§ 8. Unterhaltsformen des patrimonialen Dieners
§ 8. Der patrimoniale Diener kann seinen Unterhalt beziehen
a) durch Versorgung am Tisch des Herrn, –
b) durch (vorwiegend Natural-)Deputate aus Güter-
und Geld-Vorräten des Herrn, –
c) durch Dienstland, –
d) durch appropriierte Renten-, Gebühren- oder Steuer-Einkunftschancen, –
e) durch Lehen.
Die Unterhaltsformen b bis d sollen, wenn sie in einem nach Umfang (b und c) oder Sprengel (d) traditionalen Ausmaß stets neu vergeben und individuell, aber nicht erblich appropriiert sind, »Pfründen « heißen, die Existenz einer Ausstattung des Verwaltungsstabes prinzipiell in dieser Form: Präbendalismus. Dabei kann ein Aufrücken nach Alter oder bestimmten objektiv bemeßbaren Leistungen bestehen und es kann die ständische Qualifikation und also: Standes ehre gefordert werden (s. über den Begriff des »Standes« Kap. IV).
Lehen sollen appropriierte Herrengewalten heißen, wenn sie kraft Kontrakts an individuell Qualifizierte primär vergeben werden und die gegenseitigen Rechte und Pflichten primär an konventionalen ständischen, und zwar: militaristischen Ehrbegriffen orientiert werden. Das Bestehen eines primär mit Lehen ausgestatteten Verwaltungsstabes soll Lehensfeudalismus heißen.
Lehen und Militär-Pfründe gehen oft bis zur Ununterscheidbarkeit ineinander über. (Darüber die Erörterung des »Standes« Kap. IV.)
In den Fällen d und e, zuweilen auch im Fall c, bestreitet der appropriierte Inhaber der Herrengewalten die Kosten der Verwaltung, eventuell: Equipierung, in der schon angegebenen Art, aus den Mitteln der Pfründe bzw. des Lehens. Seine eigene Herrschaftsbeziehung zu den Untertanen kann dann patrimonialen Charakter annehmen (also: vererblich, veräußerlich, erbteilbar werden).
1. Die Versorgung am Tisch des Herrn oder nach dessen freiem Ermessen aus seinen Vorräten war sowohl bei fürstlichen Dienern wie Hausbeamten, Priestern und allen Arten von patrimonialen (z.B. grundherrlichen) Bediensteten das Primäre. Das »Männerhaus«, die älteste Form der militärischen Berufsorganisation (wovon später gesondert zu reden sein wird) hatte sehr oft den Charakter des herrschaftlichen Konsumhaushalts- Kommunismus.
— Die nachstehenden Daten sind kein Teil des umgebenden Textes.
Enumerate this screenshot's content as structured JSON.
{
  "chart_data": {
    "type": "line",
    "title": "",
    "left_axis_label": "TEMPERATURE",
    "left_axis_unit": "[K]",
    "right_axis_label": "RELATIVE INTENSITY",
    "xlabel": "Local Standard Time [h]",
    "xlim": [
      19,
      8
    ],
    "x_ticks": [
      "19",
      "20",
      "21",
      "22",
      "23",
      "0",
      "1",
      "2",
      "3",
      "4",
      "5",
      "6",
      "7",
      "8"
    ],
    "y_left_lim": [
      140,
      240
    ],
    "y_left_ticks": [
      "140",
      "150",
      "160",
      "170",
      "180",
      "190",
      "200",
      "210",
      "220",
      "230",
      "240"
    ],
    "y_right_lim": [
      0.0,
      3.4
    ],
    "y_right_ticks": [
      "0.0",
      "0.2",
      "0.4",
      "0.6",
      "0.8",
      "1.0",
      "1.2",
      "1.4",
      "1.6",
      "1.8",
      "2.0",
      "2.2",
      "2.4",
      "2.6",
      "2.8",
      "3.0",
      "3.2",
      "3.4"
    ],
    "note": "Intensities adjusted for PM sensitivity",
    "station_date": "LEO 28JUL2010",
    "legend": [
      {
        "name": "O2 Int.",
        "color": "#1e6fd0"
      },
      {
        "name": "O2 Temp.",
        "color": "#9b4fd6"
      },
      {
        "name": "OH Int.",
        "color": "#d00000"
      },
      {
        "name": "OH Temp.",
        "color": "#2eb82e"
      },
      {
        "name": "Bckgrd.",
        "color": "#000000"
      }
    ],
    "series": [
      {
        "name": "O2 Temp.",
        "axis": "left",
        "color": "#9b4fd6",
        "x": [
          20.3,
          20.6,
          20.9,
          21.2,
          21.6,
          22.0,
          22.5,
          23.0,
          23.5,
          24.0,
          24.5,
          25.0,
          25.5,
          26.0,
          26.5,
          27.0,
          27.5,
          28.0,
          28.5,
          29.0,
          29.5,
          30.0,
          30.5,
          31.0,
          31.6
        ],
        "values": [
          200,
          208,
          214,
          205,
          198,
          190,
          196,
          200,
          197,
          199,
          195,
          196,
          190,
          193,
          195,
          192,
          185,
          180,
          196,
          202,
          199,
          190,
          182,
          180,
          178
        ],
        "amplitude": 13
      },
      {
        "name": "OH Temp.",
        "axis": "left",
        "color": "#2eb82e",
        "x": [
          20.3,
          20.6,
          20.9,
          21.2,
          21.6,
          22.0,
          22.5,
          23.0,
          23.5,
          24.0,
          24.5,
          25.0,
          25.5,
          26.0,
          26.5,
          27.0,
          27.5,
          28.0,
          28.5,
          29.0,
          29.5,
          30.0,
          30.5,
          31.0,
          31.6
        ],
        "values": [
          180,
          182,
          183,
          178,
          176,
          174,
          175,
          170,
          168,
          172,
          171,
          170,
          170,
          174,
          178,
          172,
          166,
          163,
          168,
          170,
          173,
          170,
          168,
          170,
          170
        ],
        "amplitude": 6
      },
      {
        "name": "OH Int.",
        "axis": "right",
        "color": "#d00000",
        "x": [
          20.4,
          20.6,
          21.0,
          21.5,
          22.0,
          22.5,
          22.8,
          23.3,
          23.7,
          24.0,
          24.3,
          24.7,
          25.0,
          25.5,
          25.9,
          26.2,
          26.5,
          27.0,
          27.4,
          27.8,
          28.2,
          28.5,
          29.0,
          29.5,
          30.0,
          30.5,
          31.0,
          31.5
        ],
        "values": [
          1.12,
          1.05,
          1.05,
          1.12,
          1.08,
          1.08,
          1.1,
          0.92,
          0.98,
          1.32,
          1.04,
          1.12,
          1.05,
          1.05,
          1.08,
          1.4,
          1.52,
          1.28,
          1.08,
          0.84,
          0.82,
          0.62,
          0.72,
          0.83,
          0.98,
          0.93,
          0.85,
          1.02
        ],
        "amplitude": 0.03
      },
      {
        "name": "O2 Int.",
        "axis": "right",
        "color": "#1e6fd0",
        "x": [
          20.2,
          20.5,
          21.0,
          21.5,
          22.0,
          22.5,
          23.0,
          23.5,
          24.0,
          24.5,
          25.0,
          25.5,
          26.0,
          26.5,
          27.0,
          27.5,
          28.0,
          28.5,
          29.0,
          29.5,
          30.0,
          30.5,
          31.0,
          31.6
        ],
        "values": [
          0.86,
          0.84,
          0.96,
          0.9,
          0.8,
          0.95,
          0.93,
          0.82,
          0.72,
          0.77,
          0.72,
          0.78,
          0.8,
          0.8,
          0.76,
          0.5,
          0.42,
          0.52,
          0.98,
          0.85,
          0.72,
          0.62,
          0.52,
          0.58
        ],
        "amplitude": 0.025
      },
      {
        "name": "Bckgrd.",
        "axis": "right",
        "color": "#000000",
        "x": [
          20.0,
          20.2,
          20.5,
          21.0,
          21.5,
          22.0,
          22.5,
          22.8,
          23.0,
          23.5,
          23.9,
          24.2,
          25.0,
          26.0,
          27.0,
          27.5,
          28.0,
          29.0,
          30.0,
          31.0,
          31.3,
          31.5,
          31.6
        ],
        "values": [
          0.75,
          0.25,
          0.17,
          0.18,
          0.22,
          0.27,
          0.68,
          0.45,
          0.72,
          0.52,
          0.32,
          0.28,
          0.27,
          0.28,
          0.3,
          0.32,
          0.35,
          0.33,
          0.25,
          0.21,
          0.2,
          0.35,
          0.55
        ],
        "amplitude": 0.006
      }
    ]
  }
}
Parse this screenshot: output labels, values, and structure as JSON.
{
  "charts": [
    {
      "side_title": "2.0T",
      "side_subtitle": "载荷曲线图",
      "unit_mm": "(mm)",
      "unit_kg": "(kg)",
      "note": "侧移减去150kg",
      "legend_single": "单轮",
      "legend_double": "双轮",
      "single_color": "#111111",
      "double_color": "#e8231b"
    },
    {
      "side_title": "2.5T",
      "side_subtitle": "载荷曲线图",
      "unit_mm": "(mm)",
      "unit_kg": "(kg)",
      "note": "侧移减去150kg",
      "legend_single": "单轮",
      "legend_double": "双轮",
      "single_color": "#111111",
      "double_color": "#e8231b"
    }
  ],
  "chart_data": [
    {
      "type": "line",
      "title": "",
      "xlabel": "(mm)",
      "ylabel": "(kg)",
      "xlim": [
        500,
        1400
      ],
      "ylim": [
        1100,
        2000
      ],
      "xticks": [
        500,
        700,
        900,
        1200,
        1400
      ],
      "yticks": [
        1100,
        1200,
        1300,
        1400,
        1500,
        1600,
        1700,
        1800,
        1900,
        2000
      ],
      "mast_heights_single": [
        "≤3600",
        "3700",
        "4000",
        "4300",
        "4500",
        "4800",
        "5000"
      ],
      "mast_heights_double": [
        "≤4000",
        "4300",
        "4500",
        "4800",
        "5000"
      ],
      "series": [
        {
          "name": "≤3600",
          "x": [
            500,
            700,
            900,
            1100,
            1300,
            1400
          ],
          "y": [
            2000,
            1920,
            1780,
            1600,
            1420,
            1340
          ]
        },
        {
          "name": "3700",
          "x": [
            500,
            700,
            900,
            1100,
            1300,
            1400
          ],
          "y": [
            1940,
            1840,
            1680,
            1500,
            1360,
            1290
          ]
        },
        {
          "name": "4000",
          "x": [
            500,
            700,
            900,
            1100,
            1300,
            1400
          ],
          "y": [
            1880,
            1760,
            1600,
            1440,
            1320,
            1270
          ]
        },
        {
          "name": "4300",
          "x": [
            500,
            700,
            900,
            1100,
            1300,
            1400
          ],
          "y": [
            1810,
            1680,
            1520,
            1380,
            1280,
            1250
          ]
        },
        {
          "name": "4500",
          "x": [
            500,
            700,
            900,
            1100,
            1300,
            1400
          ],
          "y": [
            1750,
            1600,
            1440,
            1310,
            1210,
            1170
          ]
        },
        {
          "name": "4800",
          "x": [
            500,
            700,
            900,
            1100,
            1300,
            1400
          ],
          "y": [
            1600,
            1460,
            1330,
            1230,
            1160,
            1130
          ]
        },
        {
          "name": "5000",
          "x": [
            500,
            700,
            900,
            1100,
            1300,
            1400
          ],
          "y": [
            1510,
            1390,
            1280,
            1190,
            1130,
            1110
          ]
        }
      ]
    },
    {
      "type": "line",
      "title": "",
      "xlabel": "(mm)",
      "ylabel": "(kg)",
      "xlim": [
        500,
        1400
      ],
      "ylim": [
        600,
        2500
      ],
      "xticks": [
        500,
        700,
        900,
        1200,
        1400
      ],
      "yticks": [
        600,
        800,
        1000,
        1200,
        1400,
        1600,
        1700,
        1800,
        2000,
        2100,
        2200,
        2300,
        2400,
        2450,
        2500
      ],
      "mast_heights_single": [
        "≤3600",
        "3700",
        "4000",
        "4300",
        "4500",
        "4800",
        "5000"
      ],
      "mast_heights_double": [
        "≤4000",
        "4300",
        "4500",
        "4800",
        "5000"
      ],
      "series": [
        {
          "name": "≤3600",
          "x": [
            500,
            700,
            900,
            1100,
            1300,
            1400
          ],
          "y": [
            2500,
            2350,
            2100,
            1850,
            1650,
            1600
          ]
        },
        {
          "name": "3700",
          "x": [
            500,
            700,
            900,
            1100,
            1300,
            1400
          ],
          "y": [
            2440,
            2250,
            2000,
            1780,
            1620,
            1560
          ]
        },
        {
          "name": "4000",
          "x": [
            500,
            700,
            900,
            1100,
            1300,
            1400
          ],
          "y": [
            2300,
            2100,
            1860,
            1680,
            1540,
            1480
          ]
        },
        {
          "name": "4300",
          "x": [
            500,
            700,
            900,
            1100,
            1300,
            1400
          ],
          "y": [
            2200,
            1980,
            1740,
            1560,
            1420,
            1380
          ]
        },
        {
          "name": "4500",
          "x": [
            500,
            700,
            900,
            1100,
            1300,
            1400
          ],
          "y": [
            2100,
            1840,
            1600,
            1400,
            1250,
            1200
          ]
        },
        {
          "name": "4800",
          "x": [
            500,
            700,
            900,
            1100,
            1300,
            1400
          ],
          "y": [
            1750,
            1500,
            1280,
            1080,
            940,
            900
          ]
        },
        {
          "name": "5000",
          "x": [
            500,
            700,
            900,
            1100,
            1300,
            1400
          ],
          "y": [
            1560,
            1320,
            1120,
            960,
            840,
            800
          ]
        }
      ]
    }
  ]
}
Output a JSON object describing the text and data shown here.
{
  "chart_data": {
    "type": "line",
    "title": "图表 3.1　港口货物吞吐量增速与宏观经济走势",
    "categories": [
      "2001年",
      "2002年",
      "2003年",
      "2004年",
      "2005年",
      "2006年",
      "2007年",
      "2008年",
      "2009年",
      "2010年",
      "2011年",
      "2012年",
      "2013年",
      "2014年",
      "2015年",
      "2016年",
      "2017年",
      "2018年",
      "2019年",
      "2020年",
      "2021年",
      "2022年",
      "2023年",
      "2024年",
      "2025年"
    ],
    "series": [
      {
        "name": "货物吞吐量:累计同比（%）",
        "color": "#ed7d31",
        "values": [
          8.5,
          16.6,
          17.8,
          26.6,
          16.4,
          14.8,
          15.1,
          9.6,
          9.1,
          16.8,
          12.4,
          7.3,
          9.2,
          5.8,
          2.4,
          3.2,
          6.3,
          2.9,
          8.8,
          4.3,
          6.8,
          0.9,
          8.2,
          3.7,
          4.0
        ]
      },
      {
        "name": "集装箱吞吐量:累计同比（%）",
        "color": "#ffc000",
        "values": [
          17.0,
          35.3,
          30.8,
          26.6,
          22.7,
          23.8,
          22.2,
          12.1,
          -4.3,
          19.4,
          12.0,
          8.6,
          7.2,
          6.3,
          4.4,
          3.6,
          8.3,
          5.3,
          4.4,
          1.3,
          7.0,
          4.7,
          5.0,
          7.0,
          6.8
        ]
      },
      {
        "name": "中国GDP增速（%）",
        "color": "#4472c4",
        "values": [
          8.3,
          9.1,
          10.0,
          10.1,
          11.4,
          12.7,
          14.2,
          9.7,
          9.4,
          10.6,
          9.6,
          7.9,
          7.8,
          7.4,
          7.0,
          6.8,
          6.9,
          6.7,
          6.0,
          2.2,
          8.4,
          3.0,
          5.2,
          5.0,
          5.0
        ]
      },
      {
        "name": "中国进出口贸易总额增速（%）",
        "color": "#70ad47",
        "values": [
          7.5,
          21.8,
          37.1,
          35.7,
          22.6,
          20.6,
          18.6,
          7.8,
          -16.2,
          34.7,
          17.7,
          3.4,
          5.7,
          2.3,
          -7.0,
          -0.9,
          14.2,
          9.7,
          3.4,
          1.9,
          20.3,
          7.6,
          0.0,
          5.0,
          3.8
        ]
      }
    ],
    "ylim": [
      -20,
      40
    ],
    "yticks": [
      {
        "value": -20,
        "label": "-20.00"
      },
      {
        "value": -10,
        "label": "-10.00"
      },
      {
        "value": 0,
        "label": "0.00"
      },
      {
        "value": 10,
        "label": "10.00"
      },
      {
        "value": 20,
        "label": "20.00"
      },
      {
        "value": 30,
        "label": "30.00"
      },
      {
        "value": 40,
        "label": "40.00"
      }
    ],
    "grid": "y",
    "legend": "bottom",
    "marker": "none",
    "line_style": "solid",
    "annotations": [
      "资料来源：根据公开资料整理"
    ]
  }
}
Abschichtung vom Herren- (oder: Tempel- und Kathedral-)Tisch und Ersatz dieser unmittelbaren Versorgung durch Deputate oder Dienstland ist keineswegs stets als erstrebenswert angesehen worden, war aber bei eigener Familiengründung die Regel. Naturaldeputate der abgeschichteten Tempelpriester und Beamten waren im ganzen vorderasiatischen Orient die ursprüngliche Form der Beamtenversorgung und bestanden ebenso in China, Indien und vielfach im Okzident. Dienstland findet sich gegen Leistung von Militärdiensten im ganzen Orient seit der frühen Antike, ebenso im deutschen Mittelalter als Versorgung der ministerialen und hofrechtlichen Haus- und anderen Beamten. Die Einkünfte der türkischen Sipahi ebenso wie der japanischen Samurai und zahlreicher ähnlicher orientalischer Ministerialen und Ritter sind – in unserer Terminologie – »Pfründen«, nicht Lehen, wie später zu erörtern sein wird. Sie können sowohl auf bestimmte Landrenten, wie auf Steuereinkünfte von Bezirken angewiesen sein. Im letzteren Fall sind sie nicht notwendig, wohl aber der allgemeinen Tendenz nach, mit Appropriation von Herrengewalten in diesen Bezirken verbunden oder ziehen diese nach sich. Der Begriff des »Lehens« kann erst im Zusammenhang mit dem Begriff des »Staats« näher erörtert werden. Sein Gegenstand können sowohl grundherrliches Land (also eine Patrimonialherrschaft), wie die verschiedensten Arten von Renten- und Gebühren-Chancen sein.
2. Appropriierte Renten-, Gebühren- und Steuer- Einkunftschancen finden sich als Pfründen und Lehen aller Art weit verbreitet, als selbständige Form und in hoch entwickelter Weise besonders in Indien: Vergebung von Einkünften gegen Gestellung von Heereskontingenten und Zahlung der Verwaltungskosten.